To generate new simulated data with various parameter settings and different numbers of clones execute:
generate_results_python_r/comparison_data_generation.py
It offers the option to set the number of cells and SNVs and the number of clones simulated. The same file can also be used for tree inference. Alternatively, run the C++ version:
generate_results_cpp/comparison_num_clones.cpp
for tree inference (not data generation), which is a lot faster.
To compare different optimization strategies of tree space switching run:
generate_results_cpp/comparison_tree_spaces_switching.cpp
Otherwise, the model will by default alternate between cell lineage and mutation tree optimization, starting from a random cell lineage tree.
All simulated results will be saved in data/simulated_data/.
To run SCITE-RNA on the cancer datasets:
Run either
generate_results_python_r/real_data_processing.py
or (recommended) run the faster C++ version:
generate_results_cpp/real_data_processing.cpp
Results will be saved in data/results/.
To use SCITE-RNA on new data:
-
Prepare reference and alternative allele count files in
.csvformat. Use the format provided indata/input_data/as a reference, where columns represent cells and rows represent SNVs. -
Set the number of bootstrap samples (optional) and run SCITE-RNA tree inference with the following script:
generate_results_cpp/real_data_processing.cpp -
The results are saved in
data/results.
To reproduce the figures quickly you can use the files provided in data and data_summary.

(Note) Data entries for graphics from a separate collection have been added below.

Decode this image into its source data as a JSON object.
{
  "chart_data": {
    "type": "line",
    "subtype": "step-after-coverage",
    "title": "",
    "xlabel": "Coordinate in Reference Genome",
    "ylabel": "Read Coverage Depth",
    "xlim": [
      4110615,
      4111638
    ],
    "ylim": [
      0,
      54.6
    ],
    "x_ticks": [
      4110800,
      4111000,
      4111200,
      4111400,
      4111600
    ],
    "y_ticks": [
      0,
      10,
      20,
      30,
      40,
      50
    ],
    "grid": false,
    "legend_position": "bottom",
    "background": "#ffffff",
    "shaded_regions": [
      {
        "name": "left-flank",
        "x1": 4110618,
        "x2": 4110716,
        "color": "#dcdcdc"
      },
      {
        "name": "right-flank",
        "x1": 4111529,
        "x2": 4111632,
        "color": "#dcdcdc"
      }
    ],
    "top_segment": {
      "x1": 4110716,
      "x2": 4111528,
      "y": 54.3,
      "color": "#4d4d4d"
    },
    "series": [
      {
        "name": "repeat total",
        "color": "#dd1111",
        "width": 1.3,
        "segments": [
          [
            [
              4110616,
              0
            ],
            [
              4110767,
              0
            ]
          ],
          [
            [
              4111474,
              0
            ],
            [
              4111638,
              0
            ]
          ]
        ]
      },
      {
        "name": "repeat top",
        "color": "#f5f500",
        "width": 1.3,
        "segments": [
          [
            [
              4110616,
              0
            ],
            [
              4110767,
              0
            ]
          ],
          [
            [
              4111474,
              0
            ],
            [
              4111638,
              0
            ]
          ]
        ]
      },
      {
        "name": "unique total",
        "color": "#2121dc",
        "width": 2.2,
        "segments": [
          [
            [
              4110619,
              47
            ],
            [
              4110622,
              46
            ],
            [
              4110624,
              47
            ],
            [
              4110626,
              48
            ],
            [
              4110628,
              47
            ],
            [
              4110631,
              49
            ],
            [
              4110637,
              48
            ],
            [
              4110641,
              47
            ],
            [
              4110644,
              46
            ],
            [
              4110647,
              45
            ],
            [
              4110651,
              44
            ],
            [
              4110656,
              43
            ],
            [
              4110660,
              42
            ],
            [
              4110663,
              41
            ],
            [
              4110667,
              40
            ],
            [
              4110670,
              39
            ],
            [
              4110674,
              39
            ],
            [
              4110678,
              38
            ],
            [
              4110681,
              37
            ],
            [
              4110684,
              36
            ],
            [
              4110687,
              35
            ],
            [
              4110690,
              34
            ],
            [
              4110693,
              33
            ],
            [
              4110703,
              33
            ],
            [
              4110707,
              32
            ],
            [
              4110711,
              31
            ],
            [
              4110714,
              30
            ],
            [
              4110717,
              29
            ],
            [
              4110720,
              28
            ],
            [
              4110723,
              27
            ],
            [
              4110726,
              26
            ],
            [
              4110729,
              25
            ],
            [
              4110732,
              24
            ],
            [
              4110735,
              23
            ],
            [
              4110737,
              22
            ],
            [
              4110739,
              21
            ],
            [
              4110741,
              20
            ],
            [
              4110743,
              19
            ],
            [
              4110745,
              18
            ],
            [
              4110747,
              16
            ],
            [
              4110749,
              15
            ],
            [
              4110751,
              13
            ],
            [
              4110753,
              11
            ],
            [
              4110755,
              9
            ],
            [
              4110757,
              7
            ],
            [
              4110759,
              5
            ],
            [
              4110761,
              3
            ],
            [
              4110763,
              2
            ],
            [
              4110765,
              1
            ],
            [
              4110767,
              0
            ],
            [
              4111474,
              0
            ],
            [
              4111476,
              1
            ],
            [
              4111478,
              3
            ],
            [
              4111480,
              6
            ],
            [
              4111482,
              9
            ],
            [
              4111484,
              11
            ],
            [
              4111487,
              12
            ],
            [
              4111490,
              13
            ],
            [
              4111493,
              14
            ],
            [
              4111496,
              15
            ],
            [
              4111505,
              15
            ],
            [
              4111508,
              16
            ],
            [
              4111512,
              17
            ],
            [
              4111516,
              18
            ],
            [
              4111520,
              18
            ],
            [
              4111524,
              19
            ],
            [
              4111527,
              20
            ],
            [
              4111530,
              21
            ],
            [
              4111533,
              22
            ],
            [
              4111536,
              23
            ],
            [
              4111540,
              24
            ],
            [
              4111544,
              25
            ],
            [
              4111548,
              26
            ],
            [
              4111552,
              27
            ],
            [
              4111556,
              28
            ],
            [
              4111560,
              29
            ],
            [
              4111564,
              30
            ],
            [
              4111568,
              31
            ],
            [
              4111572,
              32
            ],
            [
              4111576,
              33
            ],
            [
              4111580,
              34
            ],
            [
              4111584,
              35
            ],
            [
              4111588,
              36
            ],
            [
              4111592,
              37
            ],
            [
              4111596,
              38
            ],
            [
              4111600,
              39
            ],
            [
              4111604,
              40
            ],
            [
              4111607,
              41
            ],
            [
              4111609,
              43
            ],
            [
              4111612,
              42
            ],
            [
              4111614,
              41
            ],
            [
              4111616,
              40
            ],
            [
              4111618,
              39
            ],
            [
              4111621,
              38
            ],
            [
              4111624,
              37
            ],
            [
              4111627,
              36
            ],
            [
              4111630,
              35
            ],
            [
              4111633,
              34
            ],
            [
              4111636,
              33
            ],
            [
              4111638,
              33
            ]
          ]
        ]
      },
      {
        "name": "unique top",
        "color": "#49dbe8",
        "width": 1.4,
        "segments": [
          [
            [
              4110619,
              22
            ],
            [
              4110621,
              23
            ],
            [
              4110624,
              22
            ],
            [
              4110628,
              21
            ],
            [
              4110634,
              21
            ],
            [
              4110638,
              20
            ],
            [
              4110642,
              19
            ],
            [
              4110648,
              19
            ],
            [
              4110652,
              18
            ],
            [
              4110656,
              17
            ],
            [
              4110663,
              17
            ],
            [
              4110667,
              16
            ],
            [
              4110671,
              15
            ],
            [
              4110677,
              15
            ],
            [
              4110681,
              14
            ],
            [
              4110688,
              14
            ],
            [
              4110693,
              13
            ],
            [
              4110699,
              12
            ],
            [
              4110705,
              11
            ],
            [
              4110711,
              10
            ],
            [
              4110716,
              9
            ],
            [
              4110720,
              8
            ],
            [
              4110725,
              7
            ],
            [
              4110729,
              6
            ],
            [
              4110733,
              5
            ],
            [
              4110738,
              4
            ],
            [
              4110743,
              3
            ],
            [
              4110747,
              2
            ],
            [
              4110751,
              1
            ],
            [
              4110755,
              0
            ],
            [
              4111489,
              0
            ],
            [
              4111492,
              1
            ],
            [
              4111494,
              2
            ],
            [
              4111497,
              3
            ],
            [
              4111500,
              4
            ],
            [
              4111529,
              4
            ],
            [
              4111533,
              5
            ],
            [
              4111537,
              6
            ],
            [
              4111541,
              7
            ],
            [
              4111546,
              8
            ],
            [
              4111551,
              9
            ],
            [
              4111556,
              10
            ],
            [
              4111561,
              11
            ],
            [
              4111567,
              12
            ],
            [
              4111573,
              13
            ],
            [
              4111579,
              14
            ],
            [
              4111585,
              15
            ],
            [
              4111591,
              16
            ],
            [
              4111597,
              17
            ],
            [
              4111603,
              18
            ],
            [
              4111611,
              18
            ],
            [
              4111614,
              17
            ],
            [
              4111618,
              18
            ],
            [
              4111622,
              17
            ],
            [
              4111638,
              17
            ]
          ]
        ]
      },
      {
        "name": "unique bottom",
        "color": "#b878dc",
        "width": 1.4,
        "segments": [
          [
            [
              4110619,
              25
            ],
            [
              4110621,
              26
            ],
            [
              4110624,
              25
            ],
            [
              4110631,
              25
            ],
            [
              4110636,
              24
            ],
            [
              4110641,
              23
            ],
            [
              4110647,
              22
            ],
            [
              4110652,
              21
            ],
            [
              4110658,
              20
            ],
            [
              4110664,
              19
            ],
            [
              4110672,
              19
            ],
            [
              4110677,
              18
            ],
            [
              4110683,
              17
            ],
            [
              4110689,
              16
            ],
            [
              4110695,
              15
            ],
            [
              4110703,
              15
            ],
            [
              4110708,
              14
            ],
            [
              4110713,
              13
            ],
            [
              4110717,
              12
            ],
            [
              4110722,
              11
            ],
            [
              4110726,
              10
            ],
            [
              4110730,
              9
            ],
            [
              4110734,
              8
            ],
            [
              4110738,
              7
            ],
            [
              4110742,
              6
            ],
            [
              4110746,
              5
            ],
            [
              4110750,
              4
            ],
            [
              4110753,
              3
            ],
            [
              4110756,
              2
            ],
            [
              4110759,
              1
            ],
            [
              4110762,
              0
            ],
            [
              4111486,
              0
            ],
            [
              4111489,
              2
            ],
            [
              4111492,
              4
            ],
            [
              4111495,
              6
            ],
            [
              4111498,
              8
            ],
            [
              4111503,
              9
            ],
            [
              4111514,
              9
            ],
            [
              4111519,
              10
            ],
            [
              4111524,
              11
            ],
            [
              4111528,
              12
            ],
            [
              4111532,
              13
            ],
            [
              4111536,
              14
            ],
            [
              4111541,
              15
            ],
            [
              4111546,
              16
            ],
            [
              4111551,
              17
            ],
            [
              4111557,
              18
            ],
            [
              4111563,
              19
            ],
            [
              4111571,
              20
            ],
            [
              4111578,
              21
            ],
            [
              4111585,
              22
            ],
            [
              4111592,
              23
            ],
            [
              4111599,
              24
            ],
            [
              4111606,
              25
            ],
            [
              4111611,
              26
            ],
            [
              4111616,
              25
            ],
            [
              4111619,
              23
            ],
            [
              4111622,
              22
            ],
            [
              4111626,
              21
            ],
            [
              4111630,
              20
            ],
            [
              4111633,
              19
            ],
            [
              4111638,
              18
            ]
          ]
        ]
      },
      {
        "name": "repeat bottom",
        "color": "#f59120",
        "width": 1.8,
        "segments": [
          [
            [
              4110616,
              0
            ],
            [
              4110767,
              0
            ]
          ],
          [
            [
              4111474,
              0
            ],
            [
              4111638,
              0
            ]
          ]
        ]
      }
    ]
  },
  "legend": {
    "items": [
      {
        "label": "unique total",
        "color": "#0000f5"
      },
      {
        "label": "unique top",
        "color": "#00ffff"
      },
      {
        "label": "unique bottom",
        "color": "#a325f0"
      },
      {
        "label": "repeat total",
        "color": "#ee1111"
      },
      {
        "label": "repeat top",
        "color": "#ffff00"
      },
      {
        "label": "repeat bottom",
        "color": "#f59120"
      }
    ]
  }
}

As the size and the number of raw data files was quite large, we produced summary statistics. To reproduce the plots presented in the paper, follow the instructions below:
-
Figure 3: Comparison of tree optimization strategies
generate_results_python_r/comparison_tree_spaces_switching.pyIf you want to rerun the full analysis first run with the desired number of cells and SNVs
generate_results_python_r/comparison_data_generation.py generate_results_cpp/comparison_tree_spaces_switching.cpp generate_results_cpp/space_switching_results_postprocessing.cpp
-
Figure 4: Comparison to SClineager, PhylinSic and DENDRO including runtimes
generate_results_python_r/comparison_num_clones.ipynbIf you want to rerun the full analysis first run with the desired number of clones, SNVs, cells
generate_results_python_r/comparison_data_generation.py generate_results_cpp/comparison_num_clones.cpp generate_results_python_r/comparison_clones_sclineager_dendro_sciterna.R -
Figure 5/6/7: Cancer datasets
generate_results_python_r/results_real_data.ipynbRerun the full analysis with and without bootstrapping
generate_results_cpp/real_data_processing.cpp generate_results_python_r/generate_consensus_parent_vector.py
Figures will be saved in data/results/figures/.